Southeastern Section - 73rd Annual Meeting - 2024

Paper No. 51-25
Presentation Time: 1:30 PM-5:30 PM

USING SCLEROCHRONOLOGY TO EXAMINE THE INDIGENOUS HARVEST PRACTICES OF EASTERN OYSTER ON OSSABAW ISLAND, GEORGIA, USA


FORBES, Sophie, THOMPSON, Victor D. and GARLAND, Carey J., Department of Anthropology, University of Georgia, 355 South Jackson St., Athens, GA 30602

Ossabaw Island is a barrier island off of the Georgia coast located within the Georgia Bight region, and was first inhabited by Indigenous populations more than 5,000 years ago. This research project seeks to understand how Indigenous inhabitants of Ossabaw Island harvested resources from the surrounding estuarine and coastal environments during the Late Woodland (ca. AD 500–950) and Mississippian Periods (ca. AD 950–1580) by presenting the results of incremental oxygen isotope analysis on eastern oysters (Crassostrea virginica) from Bluff Field and Finley’s Pond, Ossabaw Island (Thompson and Andrus 2013).

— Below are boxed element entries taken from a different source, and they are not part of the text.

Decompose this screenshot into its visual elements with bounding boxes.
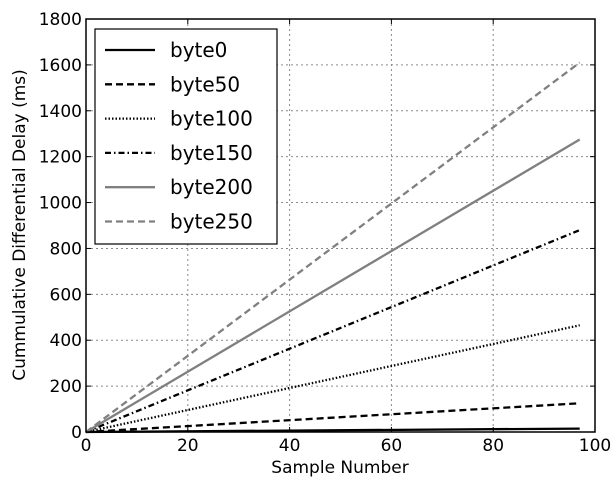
y-tick-label: 1400	[39, 102, 82, 122]
y-tick-label: 400	[50, 331, 82, 351]
y-tick-label: 1800	[39, 10, 82, 30]
y-tick-label: 1600	[39, 56, 82, 76]
x-tick-label: 0	[81, 436, 92, 456]
legend-label-byte50: byte50	[170, 72, 240, 96]
legend-label-byte200: byte200	[170, 175, 253, 199]
series-line-byte250	[85, 61, 581, 433]
y-tick-label: 1000	[39, 194, 82, 214]
x-axis-label: Sample Number	[271, 458, 408, 478]
y-axis-label: Cummulative Differential Delay (ms)	[10, 69, 30, 381]
legend-label-byte250: byte250	[170, 210, 253, 234]
series-line-byte150	[85, 229, 581, 434]
legend-label-byte100: byte100	[170, 107, 253, 131]
series-line-byte200	[85, 138, 581, 433]
legend-label-byte0: byte0	[170, 38, 227, 62]
x-tick-label: 60	[381, 436, 403, 456]
y-tick-label: 0	[71, 423, 82, 443]
legend: byte0 byte50 byte100 byte150 byte200 byte250	[94, 28, 278, 245]
plot-frame	[85, 18, 596, 433]
legend-label-byte150: byte150	[170, 141, 253, 165]
axis-ticks	[85, 18, 596, 433]
x-tick-label: 100	[579, 436, 611, 456]
y-tick-label: 200	[50, 377, 82, 397]
y-tick-label: 800	[50, 239, 82, 259]
series-line-byte100	[85, 324, 580, 434]
series-line-byte50	[85, 402, 580, 434]
legend-frame	[94, 28, 278, 245]
y-tick-label: 1200	[39, 148, 82, 168]
tick-labels: 0 20 40 60 80 1000200400600800100012001400160…	[39, 10, 611, 456]
x-tick-label: 80	[482, 436, 504, 456]
x-tick-label: 20	[177, 436, 199, 456]
y-tick-label: 600	[50, 285, 82, 305]
x-tick-label: 40	[279, 436, 301, 456]
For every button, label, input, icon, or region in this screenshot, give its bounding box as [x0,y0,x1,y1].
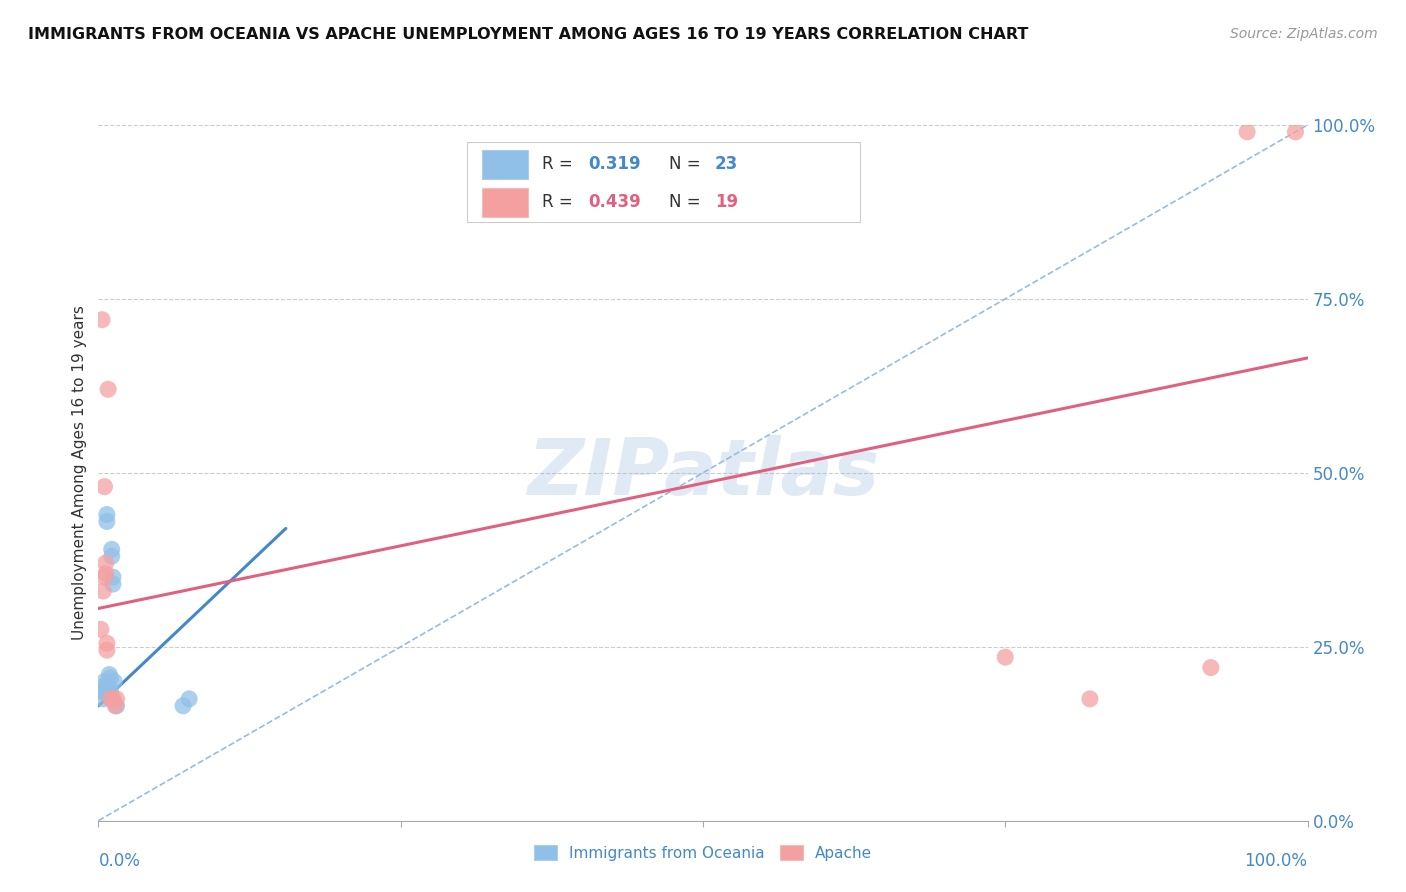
Point [91,685,114,699]
Text: IMMIGRANTS FROM OCEANIA VS APACHE UNEMPLOYMENT AMONG AGES 16 TO 19 YEARS CORRELA: IMMIGRANTS FROM OCEANIA VS APACHE UNEMPL… [28,27,1029,42]
Text: N =: N = [669,155,706,173]
Point [994,650,1017,665]
Point [94,556,117,570]
Y-axis label: Unemployment Among Ages 16 to 19 years: Unemployment Among Ages 16 to 19 years [72,305,87,640]
Point [105,698,128,713]
Legend: Immigrants from Oceania, Apache: Immigrants from Oceania, Apache [529,840,877,865]
Point [100,685,122,699]
Point [93,674,115,689]
Point [91,692,114,706]
Point [97,685,120,699]
Point [100,549,122,564]
Text: R =: R = [543,194,578,211]
Point [96,636,118,650]
Point [93,570,115,584]
Point [94,566,117,581]
FancyBboxPatch shape [482,187,527,217]
Text: 0.439: 0.439 [588,194,641,211]
Point [103,674,125,689]
Text: R =: R = [543,155,578,173]
Point [96,515,118,529]
Point [1199,660,1222,674]
Point [98,681,121,696]
Point [96,508,118,522]
Text: 19: 19 [716,194,738,211]
Point [101,692,124,706]
FancyBboxPatch shape [482,150,527,179]
Point [105,692,128,706]
Point [94,685,117,699]
Point [91,681,114,696]
Point [100,542,122,557]
Point [91,584,114,599]
Point [94,678,117,692]
Text: 23: 23 [716,155,738,173]
Point [179,692,201,706]
Point [100,692,122,706]
Point [97,678,120,692]
Text: N =: N = [669,194,706,211]
Point [1078,692,1101,706]
Point [101,577,124,591]
Point [93,480,115,494]
Point [96,643,118,657]
FancyBboxPatch shape [467,142,860,222]
Point [93,685,115,699]
Point [1284,125,1306,139]
Point [91,312,114,326]
Text: 0.0%: 0.0% [98,852,141,870]
Point [172,698,194,713]
Point [104,698,127,713]
Point [97,382,120,396]
Point [90,623,112,637]
Text: Source: ZipAtlas.com: Source: ZipAtlas.com [1230,27,1378,41]
Text: 0.319: 0.319 [588,155,641,173]
Point [100,671,122,685]
Text: 100.0%: 100.0% [1244,852,1308,870]
Point [101,570,124,584]
Text: ZIPatlas: ZIPatlas [527,434,879,511]
Point [98,667,121,681]
Point [1236,125,1258,139]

By measuring the ratio of stable oxygen isotopes in oyster shells from shell middens, it is possible to estimate temperature and salinity of the ambient water from which the oysters were collected. Therefore, this method provides a way to estimate both season of collection and environments oysters were harvested from by island inhabitants. Comparison of this study with others in the region show that oyster harvesting primarily in colder months and extensive oyster harvesting across estuarine environments is common throughout the Georgia Bight, from the Late Archaic into the Mississippian (ca. 2550 BC–AD 1580).